After text and images, is video how AI truly learns to think dynamically?
Thinking with Video: Video Generation as a Promising Multimodal Reasoning Paradigm...
We’ve spent years teaching AI to reason better. First came chain-of-thought prompting, which let language models talk through their logic step-by-step instead of jumping straight to answers. Then came vision language models, which grounded reasoning in actual images. Both worked. Both improved the numbers.
But there’s a fundamental problem nobody talks about: these approaches reach a wall, and the wall is time.
Text reasoning can describe a process step-by-step, but it’s abstract. When you ask an AI to solve a geometry puzzle or verify a mechanical process, explaining it in words feels clumsy. You’re describing spatial relationships with tokens.
Images, meanwhile, are frozen moments.
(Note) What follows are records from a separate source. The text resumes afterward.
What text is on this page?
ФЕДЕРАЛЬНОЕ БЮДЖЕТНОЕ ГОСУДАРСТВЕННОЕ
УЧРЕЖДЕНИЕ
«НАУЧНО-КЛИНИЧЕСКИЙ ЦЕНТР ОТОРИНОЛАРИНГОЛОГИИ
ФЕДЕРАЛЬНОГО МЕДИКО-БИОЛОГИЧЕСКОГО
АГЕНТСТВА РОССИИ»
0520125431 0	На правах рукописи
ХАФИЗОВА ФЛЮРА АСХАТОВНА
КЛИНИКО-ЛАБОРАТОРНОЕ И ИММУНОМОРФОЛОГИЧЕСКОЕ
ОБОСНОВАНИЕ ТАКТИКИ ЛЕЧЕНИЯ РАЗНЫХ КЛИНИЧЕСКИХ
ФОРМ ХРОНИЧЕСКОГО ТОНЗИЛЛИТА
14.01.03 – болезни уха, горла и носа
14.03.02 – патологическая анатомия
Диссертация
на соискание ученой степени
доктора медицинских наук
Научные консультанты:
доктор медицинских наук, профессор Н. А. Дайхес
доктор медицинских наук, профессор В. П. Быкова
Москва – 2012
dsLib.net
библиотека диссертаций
A single photograph of water halfway filling a glass conveys something, sure, but it’s not the same as a video of water being poured. Many real reasoning tasks are inherently temporal or spatial in ways that demand motion: drawing shapes to verify geometry, animating a mechanical process to check if it works, simulating a step-by-step transformation to find a pattern. Static frames fail to capture the essence of how one state becomes another.
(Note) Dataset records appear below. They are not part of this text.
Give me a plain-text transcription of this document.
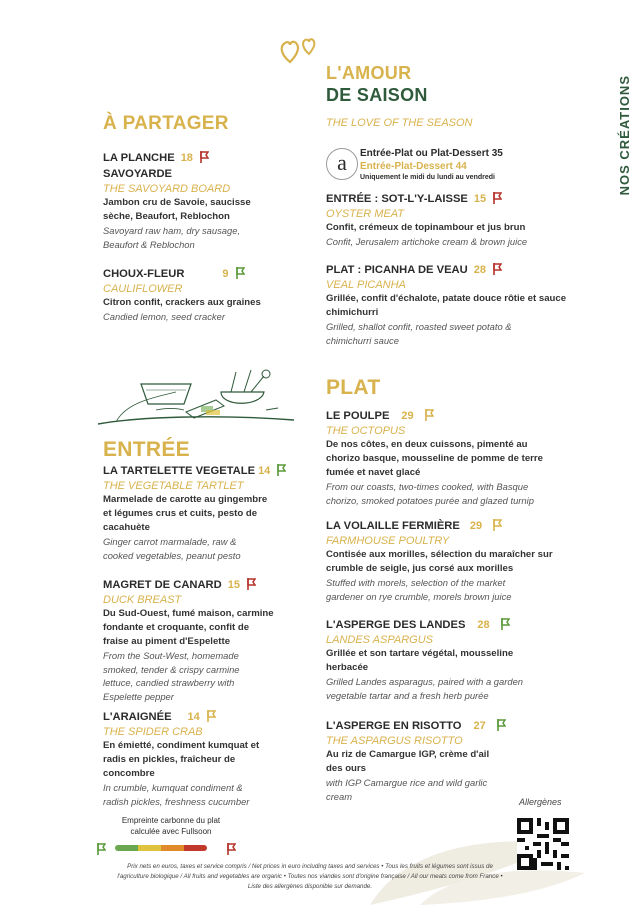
NOS CRÉATIONS
L'AMOUR
DE SAISON
THE LOVE OF THE SEASON
a	Entrée-Plat ou Plat-Dessert 35
Entrée-Plat-Dessert 44
Uniquement le midi du lundi au vendredi
ENTRÉE : SOT-L'Y-LAISSE 15
OYSTER MEAT
Confit, crémeux de topinambour et jus brun
Confit, Jerusalem artichoke cream & brown juice
PLAT : PICANHA DE VEAU 28
VEAL PICANHA
Grillée, confit d'échalote, patate douce rôtie et sauce
chimichurri
Grilled, shallot confit, roasted sweet potato &
chimichurri sauce
À PARTAGER
LA PLANCHE 18
SAVOYARDE
THE SAVOYARD BOARD
Jambon cru de Savoie, saucisse
sèche, Beaufort, Reblochon
Savoyard raw ham, dry sausage,
Beaufort & Reblochon
CHOUX-FLEUR	9
CAULIFLOWER
Citron confit, crackers aux graines
Candied lemon, seed cracker
ENTRÉE
LA TARTELETTE VEGETALE 14
THE VEGETABLE TARTLET
Marmelade de carotte au gingembre
et légumes crus et cuits, pesto de
cacahuète
Ginger carrot marmalade, raw &
cooked vegetables, peanut pesto
MAGRET DE CANARD 15
DUCK BREAST
Du Sud-Ouest, fumé maison, carmine
fondante et croquante, confit de
fraise au piment d'Espelette
From the Sout-West, homemade
smoked, tender & crispy carmine
lettuce, candied strawberry with
Espelette pepper
L'ARAIGNÉE 14
THE SPIDER CRAB
En émietté, condiment kumquat et
radis en pickles, fraîcheur de
concombre
In crumble, kumquat condiment &
radish pickles, freshness cucumber
Empreinte carbonne du plat
calculée avec Fullsoon
PLAT
LE POULPE 29
THE OCTOPUS
De nos côtes, en deux cuissons, pimenté au
chorizo basque, mousseline de pomme de terre
fumée et navet glacé
From our coasts, two-times cooked, with Basque
chorizo, smoked potatoes purée and glazed turnip
LA VOLAILLE FERMIÈRE 29
FARMHOUSE POULTRY
Contisée aux morilles, sélection du maraîcher sur
crumble de seigle, jus corsé aux morilles
Stuffed with morels, selection of the market
gardener on rye crumble, morels brown juice
L'ASPERGE DES LANDES 28
LANDES ASPARGUS
Grillée et son tartare végétal, mousseline
herbacée
Grilled Landes asparagus, paired with a garden
vegetable tartar and a fresh herb purée
L'ASPERGE EN RISOTTO 27
THE ASPARGUS RISOTTO
Au riz de Camargue IGP, crème d'ail
des ours
with IGP Camargue rice and wild garlic
cream
Allergènes
Prix nets en euros, taxes et service compris / Net prices in euro including taxes and services • Tous les fruits et légumes sont issus de
l'agriculture biologique / All fruits and vegetables are organic • Toutes nos viandes sont d'origine française / All our meats come from France •
Liste des allergènes disponible sur demande.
And then there’s the deeper architectural problem: text and vision stay in separate lanes. Current systems either think with text about images, or think with images about text. They’re dual systems pretending to be unified. There’s no natural way for visual reasoning to flow into textual reasoning or vice versa.
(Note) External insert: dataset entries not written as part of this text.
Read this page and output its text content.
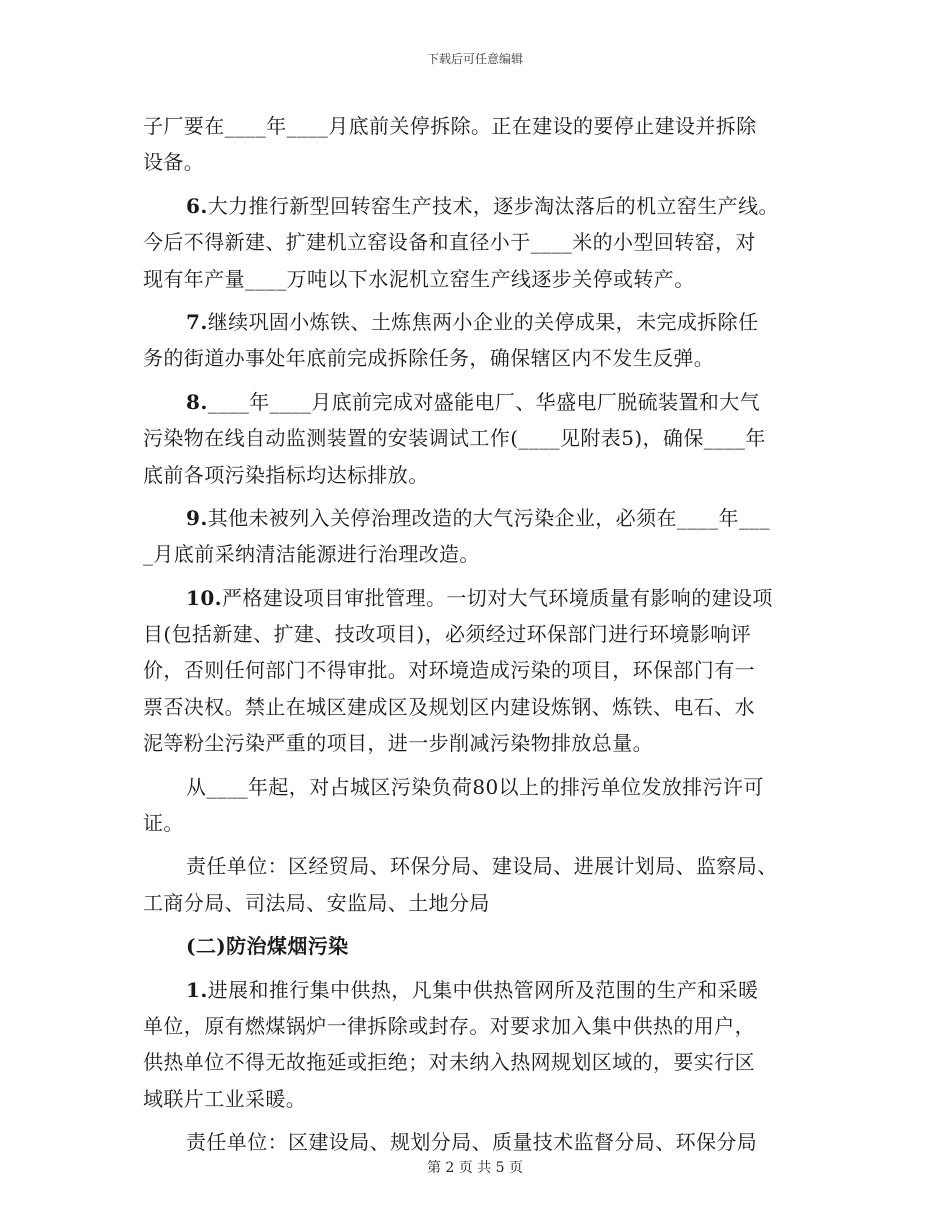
下载后可任意编辑
子厂要在____年____月底前关停拆除。正在建设的要停止建设并拆除
设备。
6.大力推行新型回转窑生产技术，逐步淘汰落后的机立窑生产线。
今后不得新建、扩建机立窑设备和直径小于____米的小型回转窑，对
现有年产量____万吨以下水泥机立窑生产线逐步关停或转产。
7.继续巩固小炼铁、土炼焦两小企业的关停成果，未完成拆除任
务的街道办事处年底前完成拆除任务，确保辖区内不发生反弹。
8.____年____月底前完成对盛能电厂、华盛电厂脱硫装置和大气
污染物在线自动监测装置的安装调试工作(____见附表5)，确保____年
底前各项污染指标均达标排放。
9.其他未被列入关停治理改造的大气污染企业，必须在____年___
_月底前采纳清洁能源进行治理改造。
10.严格建设项目审批管理。一切对大气环境质量有影响的建设项
目(包括新建、扩建、技改项目)，必须经过环保部门进行环境影响评
价，否则任何部门不得审批。对环境造成污染的项目，环保部门有一
票否决权。禁止在城区建成区及规划区内建设炼钢、炼铁、电石、水
泥等粉尘污染严重的项目，进一步削减污染物排放总量。
从____年起，对占城区污染负荷80以上的排污单位发放排污许可
证。
责任单位：区经贸局、环保分局、建设局、进展计划局、监察局、
工商分局、司法局、安监局、土地分局
(二)防治煤烟污染
1.进展和推行集中供热，凡集中供热管网所及范围的生产和采暖
单位，原有燃煤锅炉一律拆除或封存。对要求加入集中供热的用户，
供热单位不得无故拖延或拒绝；对未纳入热网规划区域的，要实行区
域联片工业采暖。
责任单位：区建设局、规划分局、质量技术监督分局、环保分局
第 2 页 共 5 页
This paper asks a simple but radical question: what if we let AI models generate videos to think through problems? Not to communicate answers, but to actually reason. Let the model externalize its thinking process into motion. The answer reveals something surprising: video might not just be a richer format, it might be the key to unified multimodal reasoning.
What video thinking actually means
Before diving into results, the mechanism itself needs clarification. What does it actually mean to “reason by generating video”?
Think of it as giving an AI a way to externalize its internal reasoning process. Instead of computing an answer silently and outputting text, the model “thinks out loud” by generating a sequence of images. The video is the reasoning. When you ask it to solve a puzzle, it animates the solution step-by-step. When you ask it to find a pattern, it generates frames that show the transformation unfolding.
The key insight is that modern video generation models like Sora-2 are trained to generate plausible sequences of images that follow physical and logical rules. This constraint on coherence between frames, “what you generate in frame N should lead sensibly to frame N+1,” is actually a strong signal for reasoning. It’s a built-in consistency check that text reasoning doesn’t have.